Com o fracasso das negociações na Rodada Doha da Organização Mundial do Comércio (OMC), o governo brasileiro confirma que vai partir em busca de acordos comerciais bilaterais e não descarta a retomada do diálogo entre o Mercosul e os Estados Unidos. Outra prioridade será a União Européia (UE).

Mas Bruxelas alerta que os problemas na rodada não vão desaparecer e, portanto, também prevê um processo difícil.

"A OMC era a prioridade, pois somente aqui é que poderíamos tratar de subsídios. Mas agora vamos ter de nos concentrar em coisas que dão resultados. Não posso ficar pendurado aqui por mais quatro anos", afirmou o chanceler Celso Amorim. Perguntado como veria a OMC a partir de agora, o ministro foi direto: "de longe".

Para muitos ontem em Genebra, o fracasso da rodada põe em risco credibilidade da OMC como o centro das negociações internacionais. Países em diversos cantos do mundo vão buscar soluções bilaterais e os acordo regionais devem proliferar.

"Eu sempre disse que o processo com a UE recomeçaria", disse Amorim. Ele reconhece que o processo terá de partir de uma nova base. Mas a comissária de Agricultura da Europa, Marianne Fischer Boel, alerta que os problemas continuarão. "O que foi problemático aqui também será entre o Mercosul e a UE", disse.

Sobre um acordo com os Estados Unidos, Amorim deixa claro que o modelo da Alca não poderá ser repetido. Mas admite conversar. "Vamos ver com o Mercosul", disse Amorim. "Não excluo essa possibilidade, mas não como vinha sendo proposto, com leis de patentes e investimentos. Não será fácil, mas, se houver uma tentativa realista, porque não?"

No Brasil, a Fiesp já tem uma agenda de acordo que gostaria de ver negociado, enquanto África do Sul, asiáticos e latino-americanos devem buscar o mesmo caminho. Já a França alerta que também bloqueará essas iniciativas se elas signifiquem a abertura de seus setores agrícolas.

Indústria pede ação

"Não podemos mais apenas reagir ao cenário internacional. Precisamos ser ativos e buscar acordos", afirmou Mario Marconini, diretor de Relações Internacionais da Fiesp. Em sua agenda está a retomada de um acordo com a Europa, além de maiores acessos aos próprios mercados vizinhos, entre eles Peru e Colômbia.

Na Confederação Nacional da Indústria (CNA), a pressão é para que o governo passe a buscar acordos e retomar as negociações entre o Mercosul e os europeus. O processo foi interrompido em 2004, depois que as duas regiões não conseguiram se entender sobre o preço que os sul-americanos precisariam pagar pelas concessões no setor agrícola da UE.

Desde então, a esperança era de que a Rodada Doha fosse concluída e, a partir daí, uma base fosse criada para o entendimento regional. Mas, com o fracasso de ontem, tanto o Mercosul como a UE terão de repensar sobre que bases negociarão.

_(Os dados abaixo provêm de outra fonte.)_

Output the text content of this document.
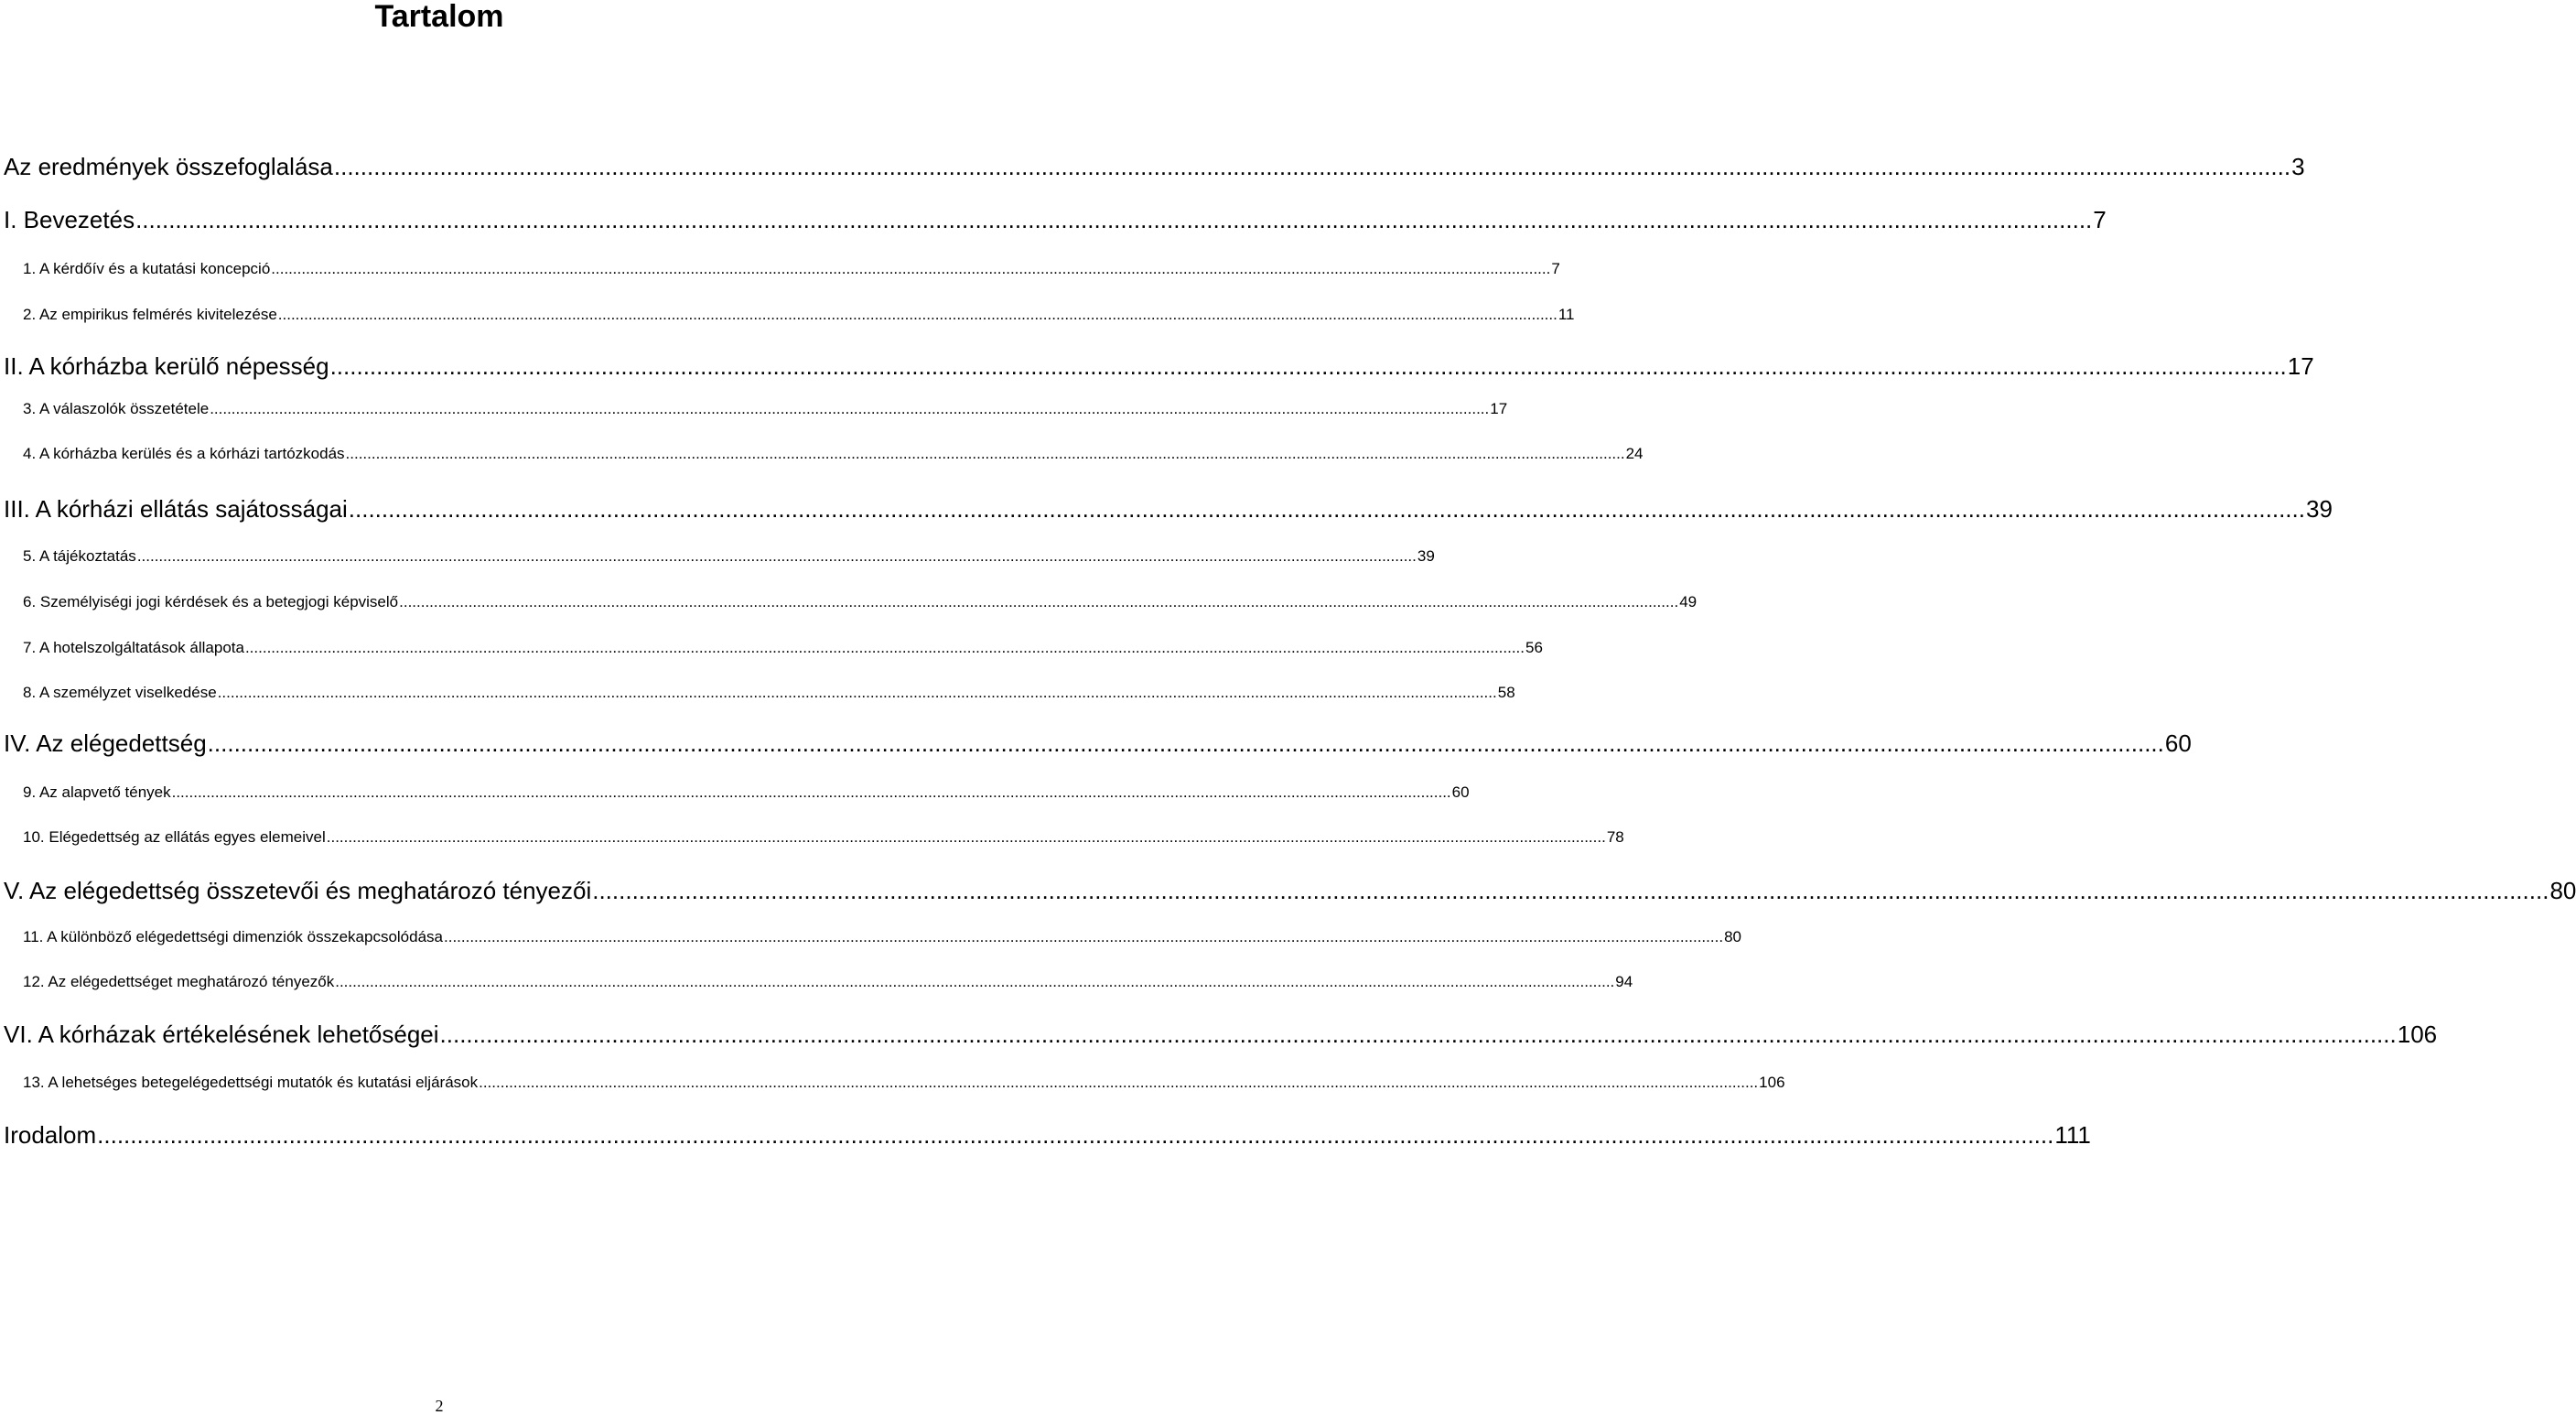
Tartalom
Az eredmények összefoglalása ........................................................................................................................................................................................................................................................................................................ 3
I. Bevezetés ........................................................................................................................................................................................................................................................................................................ 7
1. A kérdőív és a kutatási koncepció ........................................................................................................................................................................................................................................................................................................ 7
2. Az empirikus felmérés kivitelezése ........................................................................................................................................................................................................................................................................................................ 11
II. A kórházba kerülő népesség ........................................................................................................................................................................................................................................................................................................ 17
3. A válaszolók összetétele ........................................................................................................................................................................................................................................................................................................ 17
4. A kórházba kerülés és a kórházi tartózkodás ........................................................................................................................................................................................................................................................................................................ 24
III. A kórházi ellátás sajátosságai ........................................................................................................................................................................................................................................................................................................ 39
5. A tájékoztatás ........................................................................................................................................................................................................................................................................................................ 39
6. Személyiségi jogi kérdések és a betegjogi képviselő ........................................................................................................................................................................................................................................................................................................ 49
7. A hotelszolgáltatások állapota ........................................................................................................................................................................................................................................................................................................ 56
8. A személyzet viselkedése ........................................................................................................................................................................................................................................................................................................ 58
IV. Az elégedettség ........................................................................................................................................................................................................................................................................................................ 60
9. Az alapvető tények ........................................................................................................................................................................................................................................................................................................ 60
10. Elégedettség az ellátás egyes elemeivel ........................................................................................................................................................................................................................................................................................................ 78
V. Az elégedettség összetevői és meghatározó tényezői ........................................................................................................................................................................................................................................................................................................ 80
11. A különböző elégedettségi dimenziók összekapcsolódása ........................................................................................................................................................................................................................................................................................................ 80
12. Az elégedettséget meghatározó tényezők ........................................................................................................................................................................................................................................................................................................ 94
VI. A kórházak értékelésének lehetőségei ........................................................................................................................................................................................................................................................................................................ 106
13. A lehetséges betegelégedettségi mutatók és kutatási eljárások ........................................................................................................................................................................................................................................................................................................ 106
Irodalom ........................................................................................................................................................................................................................................................................................................ 111
2
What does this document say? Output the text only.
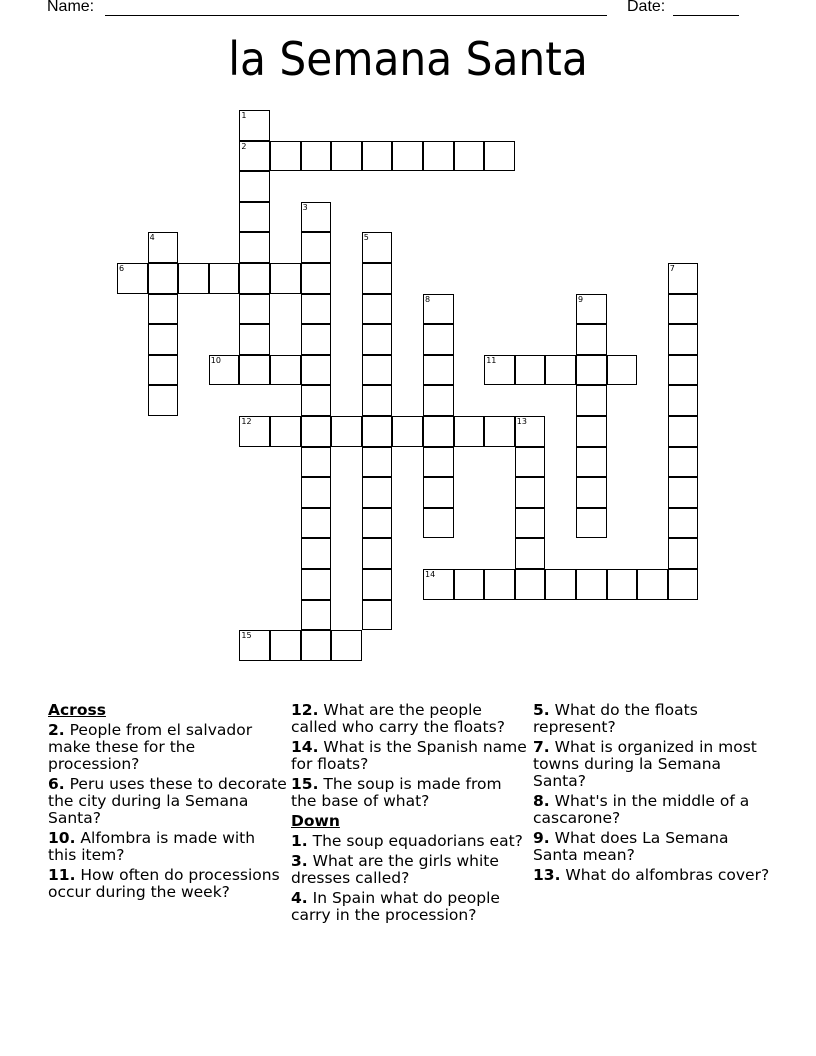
Name:	Date:
la Semana Santa
1
2
3
4	5
6	7
8	9
10	11
12	13
14
15
Across
2. People from el salvador make these for the procession?
6. Peru uses these to decorate the city during la Semana Santa?
10. Alfombra is made with this item?
11. How often do processions occur during the week?
12. What are the people called who carry the floats?
14. What is the Spanish name for floats?
15. The soup is made from the base of what?
Down
1. The soup equadorians eat?
3. What are the girls white dresses called?
4. In Spain what do people carry in the procession?
5. What do the floats represent?
7. What is organized in most towns during la Semana Santa?
8. What's in the middle of a cascarone?
9. What does La Semana Santa mean?
13. What do alfombras cover?
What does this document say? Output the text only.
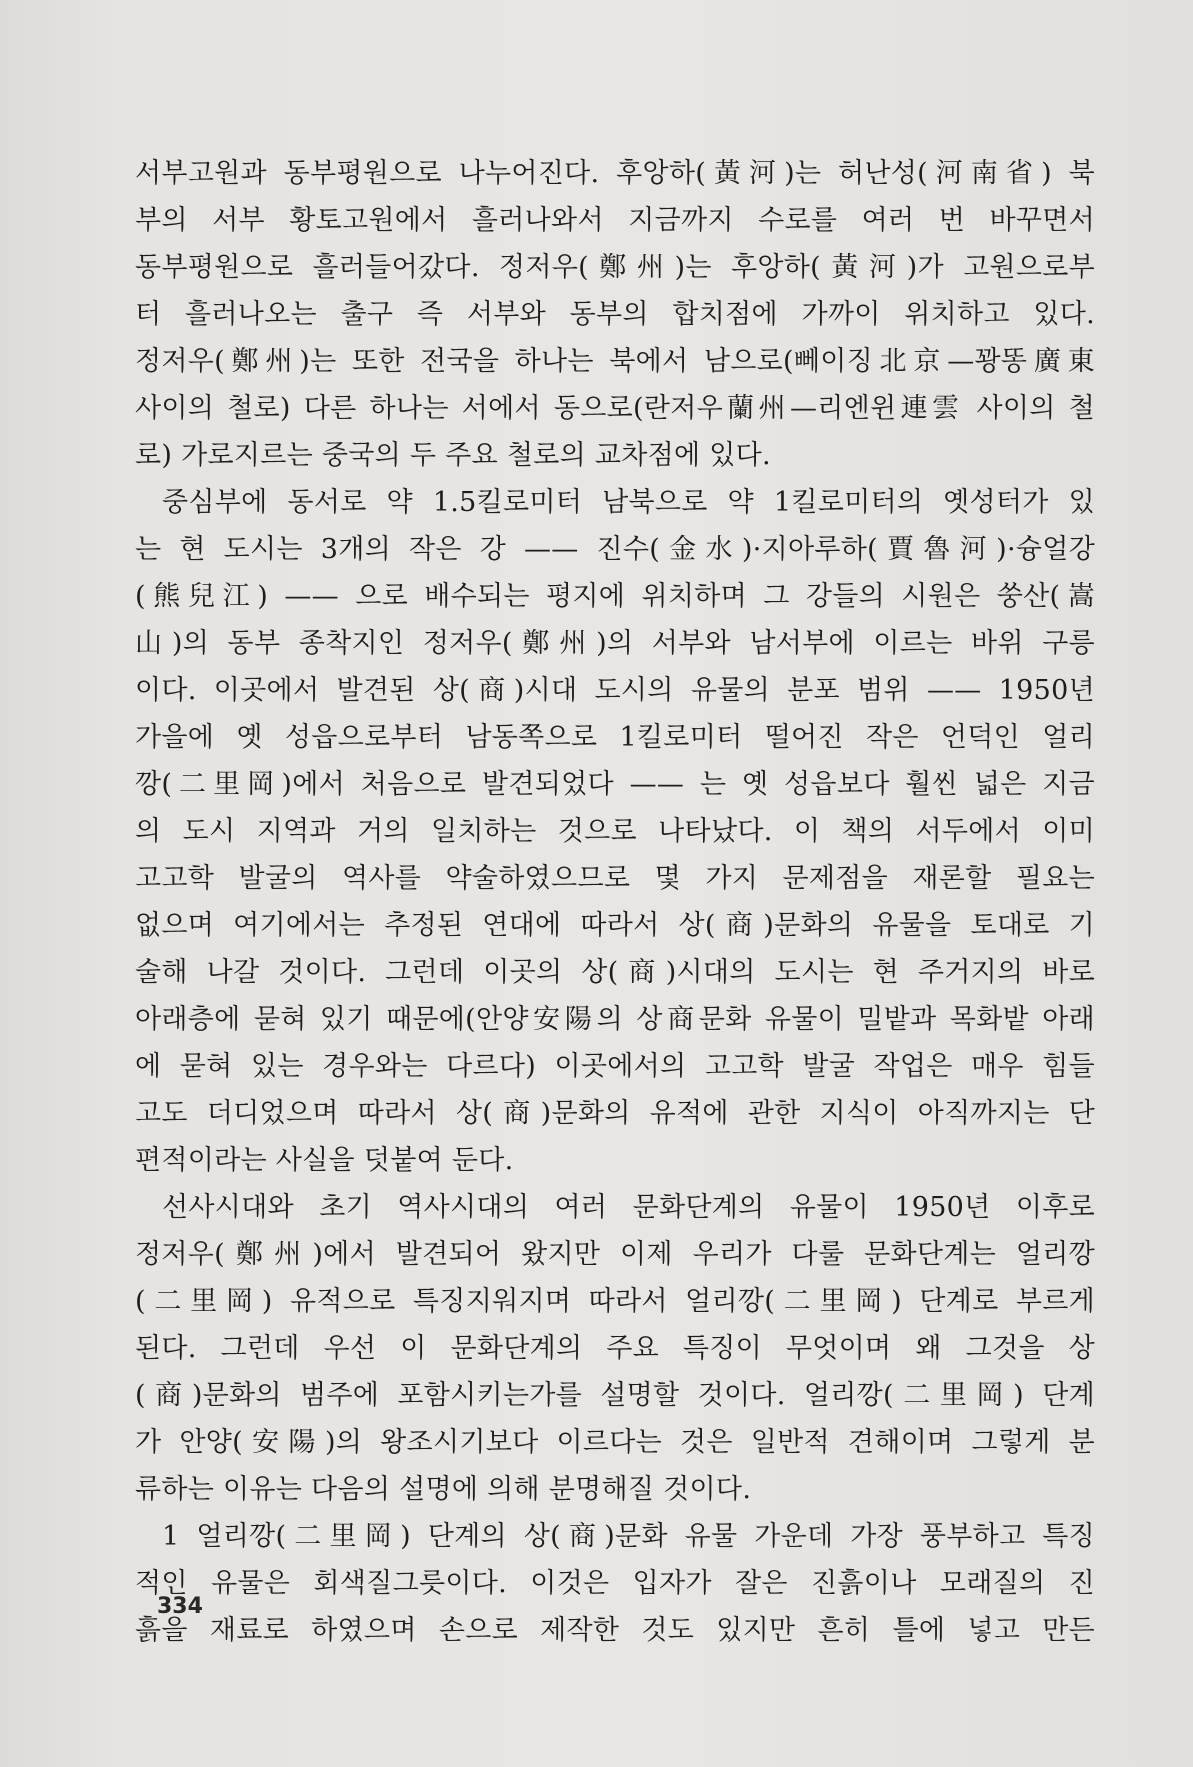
서부고원과 동부평원으로 나누어진다. 후앙하(黃河)는 허난성(河南省) 북
부의 서부 황토고원에서 흘러나와서 지금까지 수로를 여러 번 바꾸면서
동부평원으로 흘러들어갔다. 정저우(鄭州)는 후앙하(黃河)가 고원으로부
터 흘러나오는 출구 즉 서부와 동부의 합치점에 가까이 위치하고 있다.
정저우(鄭州)는 또한 전국을 하나는 북에서 남으로(뻬이징北京—꽝똥廣東
사이의 철로) 다른 하나는 서에서 동으로(란저우蘭州—리엔윈連雲 사이의 철
로) 가로지르는 중국의 두 주요 철로의 교차점에 있다.
중심부에 동서로 약 1.5킬로미터 남북으로 약 1킬로미터의 옛성터가 있
는 현 도시는 3개의 작은 강 —— 진수(金水)·지아루하(賈魯河)·슝얼강
(熊兒江) —— 으로 배수되는 평지에 위치하며 그 강들의 시원은 쑹산(嵩
山)의 동부 종착지인 정저우(鄭州)의 서부와 남서부에 이르는 바위 구릉
이다. 이곳에서 발견된 상(商)시대 도시의 유물의 분포 범위 —— 1950년
가을에 옛 성읍으로부터 남동쪽으로 1킬로미터 떨어진 작은 언덕인 얼리
깡(二里岡)에서 처음으로 발견되었다 —— 는 옛 성읍보다 훨씬 넓은 지금
의 도시 지역과 거의 일치하는 것으로 나타났다. 이 책의 서두에서 이미
고고학 발굴의 역사를 약술하였으므로 몇 가지 문제점을 재론할 필요는
없으며 여기에서는 추정된 연대에 따라서 상(商)문화의 유물을 토대로 기
술해 나갈 것이다. 그런데 이곳의 상(商)시대의 도시는 현 주거지의 바로
아래층에 묻혀 있기 때문에(안양安陽의 상商문화 유물이 밀밭과 목화밭 아래
에 묻혀 있는 경우와는 다르다) 이곳에서의 고고학 발굴 작업은 매우 힘들
고도 더디었으며 따라서 상(商)문화의 유적에 관한 지식이 아직까지는 단
편적이라는 사실을 덧붙여 둔다.
선사시대와 초기 역사시대의 여러 문화단계의 유물이 1950년 이후로
정저우(鄭州)에서 발견되어 왔지만 이제 우리가 다룰 문화단계는 얼리깡
(二里岡) 유적으로 특징지워지며 따라서 얼리깡(二里岡) 단계로 부르게
된다. 그런데 우선 이 문화단계의 주요 특징이 무엇이며 왜 그것을 상
(商)문화의 범주에 포함시키는가를 설명할 것이다. 얼리깡(二里岡) 단계
가 안양(安陽)의 왕조시기보다 이르다는 것은 일반적 견해이며 그렇게 분
류하는 이유는 다음의 설명에 의해 분명해질 것이다.
1 얼리깡(二里岡) 단계의 상(商)문화 유물 가운데 가장 풍부하고 특징
적인 유물은 회색질그릇이다. 이것은 입자가 잘은 진흙이나 모래질의 진
흙을 재료로 하였으며 손으로 제작한 것도 있지만 흔히 틀에 넣고 만든
334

"Vamos ter de recomeçar do zero todas nossas negociações, já que as bases são outras", afirmou Nestor Stancanelli, negociador-chefe da Argentina. Para ele, nenhum acordo vai conseguir ser concluído antes do final de 2009. "Haverá um congelamento da situação internacional", afirmou.

O embaixador da França na OMC, Phillip Gros, também alertou que o fracasso de Doha não significa que os acordos bilaterais serão fáceis. "Nos países democráticos, os governos precisam levar em consideração a opinião pública. Hoje, essa opinião pública pressiona por certas medidas protecionistas e precisamos respeitá-las, se um governo pretende representar a população", afirmou. Os franceses estão entre os mais protecionistas em toda a Europa e recebem metade dos subsídios dados pela UE por ano.

O secretário de Comércio da África do Sul, Rob Davies, também informou que a busca por entendimentos comerciais bilaterais será o foco de sua agenda a partir de agora. "Vamos precisar consolidar nossas relações com outros países emergentes por meio de acordos. Isso será fundamental nos próximos anos", afirmou Davies.